Elle suggère également la compilation d’une base de données ou annuaire régional des femmes chefs d’entreprises qui peuvent être utilisés pour le réseautage. “Et il doit y avoir des chambres de commerce composées de femmes. Les structures actuelles sont surtout dominées par les hommes”.
Pour Rumsey, les gouvernements de la région doivent relever le défi: “Seuls trois pays ont envoyé des représentants au forum sur l’investissement. Seuls les commerçantes zambiennes ont participé. Où se trouve notre autorité gouvernementale qui siège à des réunions et qui entend parler des défis auxquels font face les femmes d’affaires au niveau de la SADC? Où sont les politiques voulues de la SADC qui favorisent les femmes dans le commerce” ? La ministre de l’Egalité des sexes et de la protection de l’enfance de la Namibie, Doreen Sioka, a noté à l’ouverture du sommet sur l’investissement qu’”il est un bien connu que les femmes constituent l’épine dorsale de nombreuses économies africaines et jouent également des rôles clés dans les économies de chaque Etat membre de la SADC”.

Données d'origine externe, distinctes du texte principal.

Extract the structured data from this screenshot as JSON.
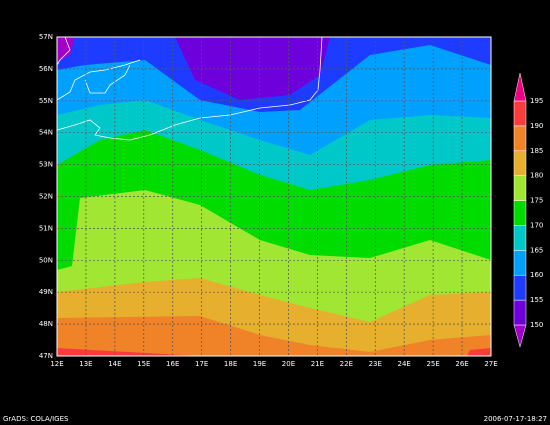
{
  "map": {
    "lon_labels": [
      "12E",
      "13E",
      "14E",
      "15E",
      "16E",
      "17E",
      "18E",
      "19E",
      "20E",
      "21E",
      "22E",
      "23E",
      "24E",
      "25E",
      "26E",
      "27E"
    ],
    "lat_labels": [
      "47N",
      "48N",
      "49N",
      "50N",
      "51N",
      "52N",
      "53N",
      "54N",
      "55N",
      "56N",
      "57N"
    ],
    "colorbar": {
      "levels": [
        150,
        155,
        160,
        165,
        170,
        175,
        180,
        185,
        190,
        195
      ],
      "colors": [
        "#a000c8",
        "#6e00dc",
        "#1e3cff",
        "#00a0ff",
        "#00c8c8",
        "#00dc00",
        "#a0e632",
        "#e6af2d",
        "#f08228",
        "#fa3c3c",
        "#f00082"
      ]
    },
    "footer_left": "GrADS: COLA/IGES",
    "footer_right": "2006-07-17-18:27"
  }
}
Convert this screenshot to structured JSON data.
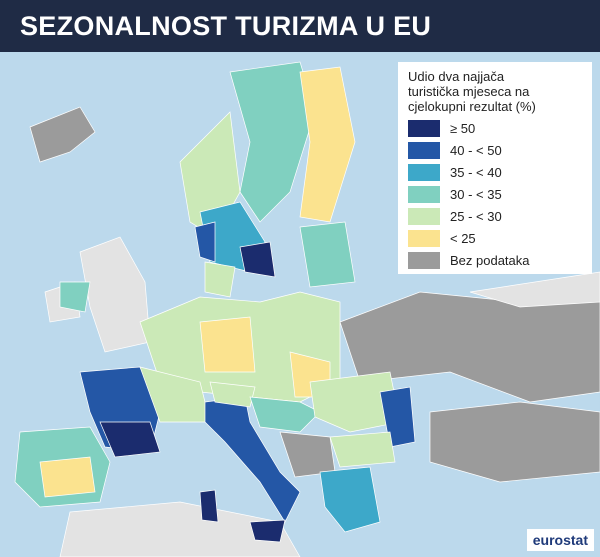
{
  "title": "SEZONALNOST TURIZMA U EU",
  "legend": {
    "title": [
      "Udio dva najjača",
      "turistička mjeseca na",
      "cjelokupni rezultat (%)"
    ],
    "items": [
      {
        "label": "≥ 50",
        "color": "#1b2c6e"
      },
      {
        "label": "40 - < 50",
        "color": "#2457a6"
      },
      {
        "label": "35 - < 40",
        "color": "#3da8c9"
      },
      {
        "label": "30 - < 35",
        "color": "#80d0c0"
      },
      {
        "label": "25 - < 30",
        "color": "#cbe9b7"
      },
      {
        "label": "< 25",
        "color": "#fbe38f"
      },
      {
        "label": "Bez podataka",
        "color": "#9b9b9b"
      }
    ]
  },
  "source": "eurostat"
}
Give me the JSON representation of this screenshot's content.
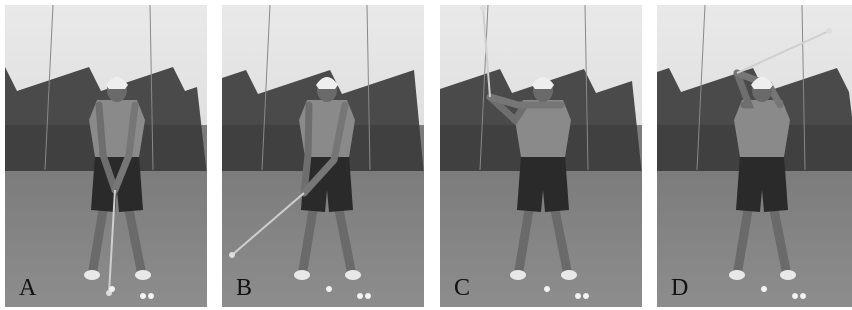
{
  "panels": [
    {
      "label": "A"
    },
    {
      "label": "B"
    },
    {
      "label": "C"
    },
    {
      "label": "D"
    }
  ]
}
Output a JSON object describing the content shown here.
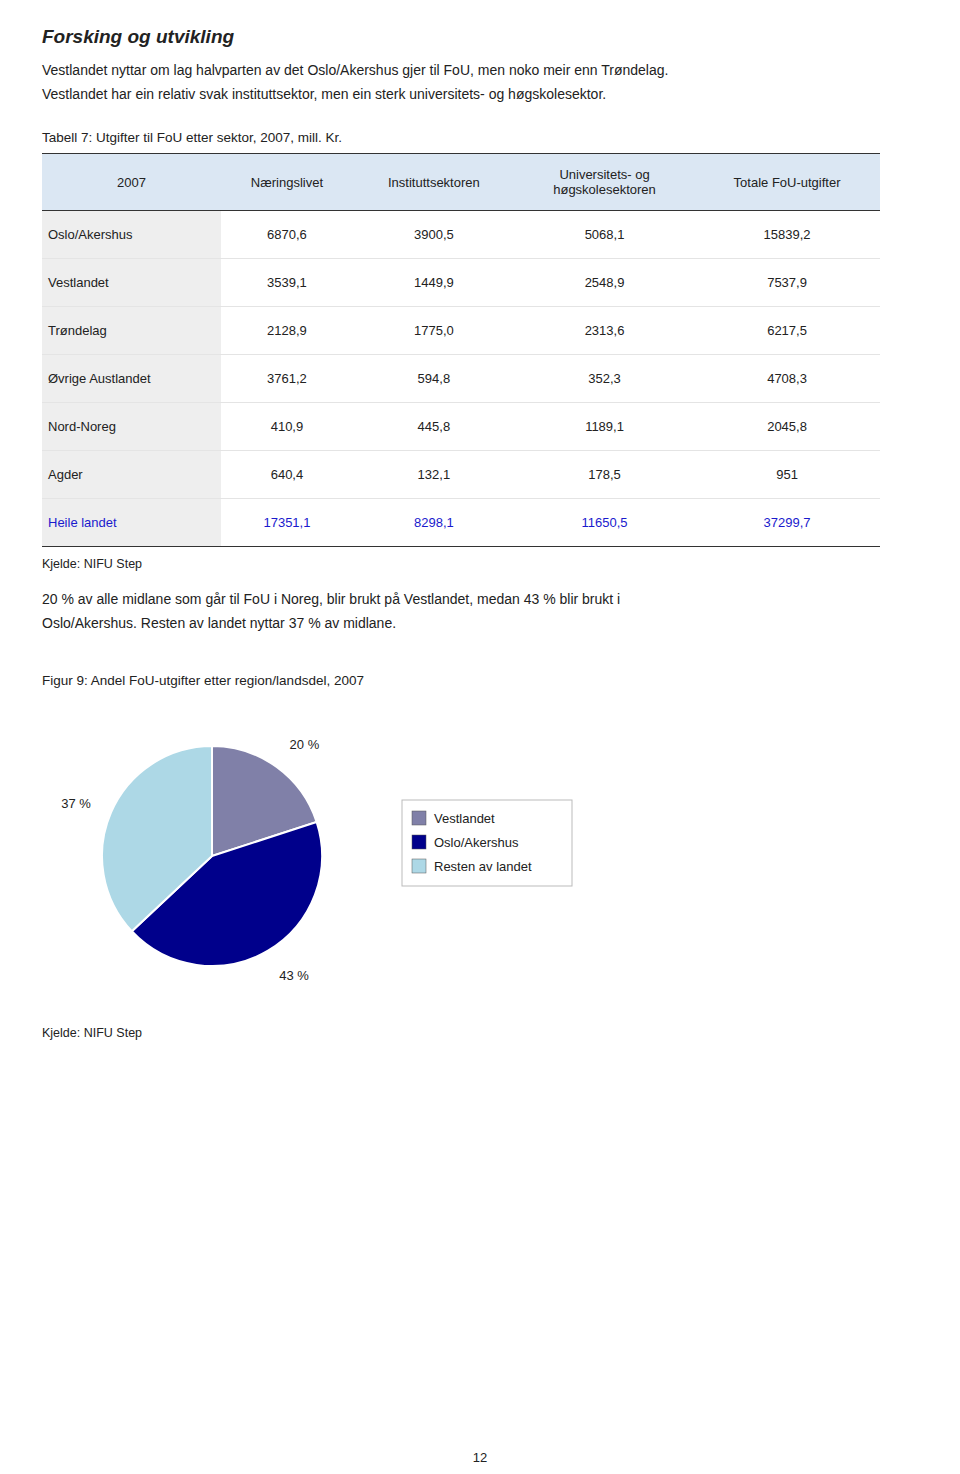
{
  "page": {
    "title": "Forsking og utvikling",
    "paragraphs": [
      "Vestlandet nyttar om lag halvparten av det Oslo/Akershus gjer til FoU, men noko meir enn Trøndelag.",
      "Vestlandet har ein relativ svak instituttsektor, men ein sterk universitets- og høgskolesektor."
    ],
    "paragraphs_after_table": [
      "20 % av alle midlane som går til FoU i Noreg, blir brukt på Vestlandet, medan 43 % blir brukt i",
      "Oslo/Akershus. Resten av landet nyttar 37 % av midlane."
    ],
    "page_number": "12"
  },
  "table": {
    "caption": "Tabell 7: Utgifter til FoU etter sektor, 2007, mill. Kr.",
    "headers": [
      "2007",
      "Næringslivet",
      "Instituttsektoren",
      "Universitets- og\nhøgskolesektoren",
      "Totale FoU-utgifter"
    ],
    "rows": [
      [
        "Oslo/Akershus",
        "6870,6",
        "3900,5",
        "5068,1",
        "15839,2"
      ],
      [
        "Vestlandet",
        "3539,1",
        "1449,9",
        "2548,9",
        "7537,9"
      ],
      [
        "Trøndelag",
        "2128,9",
        "1775,0",
        "2313,6",
        "6217,5"
      ],
      [
        "Øvrige Austlandet",
        "3761,2",
        "594,8",
        "352,3",
        "4708,3"
      ],
      [
        "Nord-Noreg",
        "410,9",
        "445,8",
        "1189,1",
        "2045,8"
      ],
      [
        "Agder",
        "640,4",
        "132,1",
        "178,5",
        "951"
      ]
    ],
    "total_row": [
      "Heile landet",
      "17351,1",
      "8298,1",
      "11650,5",
      "37299,7"
    ],
    "source": "Kjelde: NIFU Step"
  },
  "chart_data": {
    "type": "pie",
    "title": "Figur 9: Andel FoU-utgifter etter region/landsdel, 2007",
    "categories": [
      "Vestlandet",
      "Oslo/Akershus",
      "Resten av landet"
    ],
    "values": [
      20,
      43,
      37
    ],
    "value_labels": [
      "20 %",
      "43 %",
      "37 %"
    ],
    "colors": [
      "#8080a8",
      "#00008b",
      "#add8e6"
    ],
    "data_labels": true,
    "legend": "right",
    "source": "Kjelde: NIFU Step"
  }
}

Elle a insisté sur l’indépendance économique des femmes comme étant essentielle “parce qu’elle empêche l’exploitation, la féminisation de la pauvreté, la discrimination et le mépris de leurs droits humains fondamentaux”.
Mais Sioka a encore jugé nécessaire de justifier son soutien à l’indépendance économique des femmes en déclarant que “les femmes dépensent un pourcentage élevé de leur revenu pour nourrir et éduquer leurs enfants, ce qui a pour finalité le bien-être de leurs familles”.